= Artist subsidy (Netherlands) =

An Artist Subsidy in the Netherlands refers to three former subsidy programs for Dutch artists; the BKR, the SBBK, and the WW&IK. Under these programs, artists exchanged their artworks to the organizations in return for cash subsidies. These art objects then became available for loan to the public through local Kunstuitleen shops.

The last artist subsidy program in the Netherlands ended in 2012.

==Background==
In 1935, the Dutch government started the Voorzieningsfonds voor Kunstenaars (VVK) program. In 1938, it became the Fonds voor Bijzondere Doeleinden. Both programs were designed to provide extra resources to needy artist families. Sometimes the artists gave art objects to the organization voluntarily; this eventually became a requirement ("contraprestatie").

==SBBK==
In 1949, the Dutch Department of Social Affairs created the Sociale Bijstand voor Beeldende Kunstenaars (SBBK). This was the first government-sponsored fund for artists.

==Stichting Beeldend Kunst (SBK) Amsterdam==
In 1955, the artist Pieter Kooistra started a foundation in his Amsterdam house to put SBBK art works on view rather than keep them stored in "art depots". Anyone living within bicycling distance of Kooistra's house could rent an artwork for fl. 2.50 per month.

The number of members grew from 35 to 300 a year later. The success led to opening its first "gallery" in 1959. They organized shows in large public buildings, such as the Hema and the Bijenkorf.
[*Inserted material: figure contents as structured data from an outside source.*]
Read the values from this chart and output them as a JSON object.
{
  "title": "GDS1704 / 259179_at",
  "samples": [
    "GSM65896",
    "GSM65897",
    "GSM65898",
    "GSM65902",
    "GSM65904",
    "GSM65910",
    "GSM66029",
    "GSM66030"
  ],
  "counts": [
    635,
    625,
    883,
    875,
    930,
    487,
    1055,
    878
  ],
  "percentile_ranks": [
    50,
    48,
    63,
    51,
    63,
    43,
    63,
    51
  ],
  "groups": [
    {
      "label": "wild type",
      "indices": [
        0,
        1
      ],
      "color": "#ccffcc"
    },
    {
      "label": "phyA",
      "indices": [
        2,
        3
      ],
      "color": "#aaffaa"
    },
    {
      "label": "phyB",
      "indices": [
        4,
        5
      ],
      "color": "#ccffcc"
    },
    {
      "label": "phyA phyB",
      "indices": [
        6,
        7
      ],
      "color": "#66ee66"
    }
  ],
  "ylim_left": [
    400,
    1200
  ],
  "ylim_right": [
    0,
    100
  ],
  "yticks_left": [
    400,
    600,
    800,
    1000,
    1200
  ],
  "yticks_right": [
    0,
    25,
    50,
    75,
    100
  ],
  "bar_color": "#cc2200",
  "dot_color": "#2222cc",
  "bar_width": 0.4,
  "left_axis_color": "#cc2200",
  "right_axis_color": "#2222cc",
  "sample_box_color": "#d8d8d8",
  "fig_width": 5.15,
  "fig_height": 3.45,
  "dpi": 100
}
In 1969, the membership in this program rose with the introduction of a "lease-buy" option. The renter would pay a higher monthly fee for the art object in a long-term rental. At the end of the rental period, the renter would own the art object. Originally The Amsterdam "SBK" worked as a city SBBK from 1955 to 1998, when it privatized its activities.

==BKR==
In 1956 on a national level, the SBBK changed into the Beeldende Kunstenaars Regeling (BKR).

==Kunstuitleen==
Due to the massive influx of art works back into the koffers of the fund (that were not necessarily seen as equity), in 1972 a program called Kunstuitleen was developed. Under this program, all government buildings and individuals could loan artworks like a library system. The objective was to expose the public to modern art while reducing the inventory of art objects in storage. Most medium to large cities still have Kunstuitleen lending points.

==End of VVK==
On 1 January 2002, the VVK merged with the Stichting Scheppende Kunstenaars (SSK) and PodiumKunstWerk (PKW), called the Kunstenaars & Cultuur en Ondernemerschap (Kunstenaars & CO). A year later, on 12 December 2002 the members of the VVK voted to end their operations per 1 January 2003.

==WW&IK==
From 1 January 2005 to 1 January 2012, the Wet werk en inkomen kunstenaars (WW&IK) gave artists the chance to supplement their income for four years (maximum) if they were in financial difficulty.